How quickly should the fluids be given?

The appropriate rate of fluid replacement varies enormously according to the clinical situation. For example, a patient with trauma-induced diabetes insipidus can lose as much as 15 L urine daily. The two very different clinical scenarios below illustrate the importance of the rate of IV fluid replacement.


Perioperative patient

It might be expected that intravenous fluid therapy for a patient undergoing elective surgery would be based simply on ‘normality’ (see above) and that an appropriate daily regimen should include between 2.0 and 3.0 L isotonic fluids, of which 1.0 L should be 0.9% saline (which will provide ~155 mmol sodium), with potassium supplementation. However, this approach does not take account of the metabolic response to trauma, which provides a powerful non-osmotic stimulus to AVP secretion, with resultant water retention, or of the response to physiological stress, which both reduces sodium excretion and increases potassium excretion, or of the redis- tribution of potassium that occurs as a result of tissue damage. In the immediate postoperative period, a daily regimen that includes 1.0 to 1.5 L IV fluid containing 30 to 50 mmol sodium and no potassium will often be adequate.


Hyponatraemia

Patients with severe hyponatraemia are vulnerable to demy- elination if the serum sodium is raised acutely. The mechanism may involve osmotic shrinkage of axons, which leads to severing of the links with their myelin sheaths. Osmotic demyelination is especially likely in the pons (central pontine myelinolysis) and results in severe neurological disorders or death. For this reason, it is recommended that serum sodium should be raised by not more than 10 to 12 mmol/ L per day.

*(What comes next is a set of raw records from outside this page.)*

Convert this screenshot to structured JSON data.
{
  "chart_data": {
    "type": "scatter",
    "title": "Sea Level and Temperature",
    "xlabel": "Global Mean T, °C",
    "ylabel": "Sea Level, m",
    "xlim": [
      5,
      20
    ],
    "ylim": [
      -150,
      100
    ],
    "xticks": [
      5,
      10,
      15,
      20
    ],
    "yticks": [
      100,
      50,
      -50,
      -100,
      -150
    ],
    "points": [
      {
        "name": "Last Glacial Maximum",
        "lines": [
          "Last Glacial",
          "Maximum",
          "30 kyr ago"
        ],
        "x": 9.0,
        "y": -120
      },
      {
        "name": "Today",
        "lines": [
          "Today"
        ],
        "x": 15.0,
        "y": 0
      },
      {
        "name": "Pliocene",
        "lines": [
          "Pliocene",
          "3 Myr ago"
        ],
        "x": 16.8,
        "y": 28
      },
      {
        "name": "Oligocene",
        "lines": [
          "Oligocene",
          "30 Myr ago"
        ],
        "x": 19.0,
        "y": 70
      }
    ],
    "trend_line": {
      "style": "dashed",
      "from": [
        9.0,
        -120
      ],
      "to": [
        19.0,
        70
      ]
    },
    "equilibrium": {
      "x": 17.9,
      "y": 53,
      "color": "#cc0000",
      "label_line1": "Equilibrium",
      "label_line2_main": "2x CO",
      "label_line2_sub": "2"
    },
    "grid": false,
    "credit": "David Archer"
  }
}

How should the fluid therapy be monitored?

The best place to study monitoring of IV fluid replacement in practice is in the intensive care setting. Here, comprehensive monitoring of a patient’s fluid and electrolyte balance (Fig 13.2) allows the prescribed fluid regimen to be tailored to the patient’s individual requirement.


Clinical note

Assessing a patient’s fluid and electrolyte status has as much, if not more, to do with clinical skill than biochemical interpretation. Look at the patient in Figure 13.2 and think about what information is available. Your answer may include consideration of the following:

- case records (details of patient history, examination)

- examination of patient (JVP, CVP, pulse, BP, presence of oedema, chest sounds, skin turgor)

- fluid balance and nursing charts (BP, pulse, temperature, fluid-input and output)

- nasogastric and surgical wound drainage, in addition to urinary catheter bag

- presence of IV fluid therapy (type, volume)

- ambient temperature (wall thermometer).

Fig 13.2 This patient has undergone major abdominal surgery and is now 2 days postop


Intravenous fluid therapy

Intravenous fluid (IV) therapy is commonly used to correct fluid and electrolyte imbalance.

The simple guidelines for IV fluid therapy are:

- first assess patient clinically, then biochemically, paying particular attention to cardiac and renal function

- use simple solutions

- in prescribing fluids, attempt to make up deficits and anticipate future losses

- monitor patient closely at all times during fluid therapy.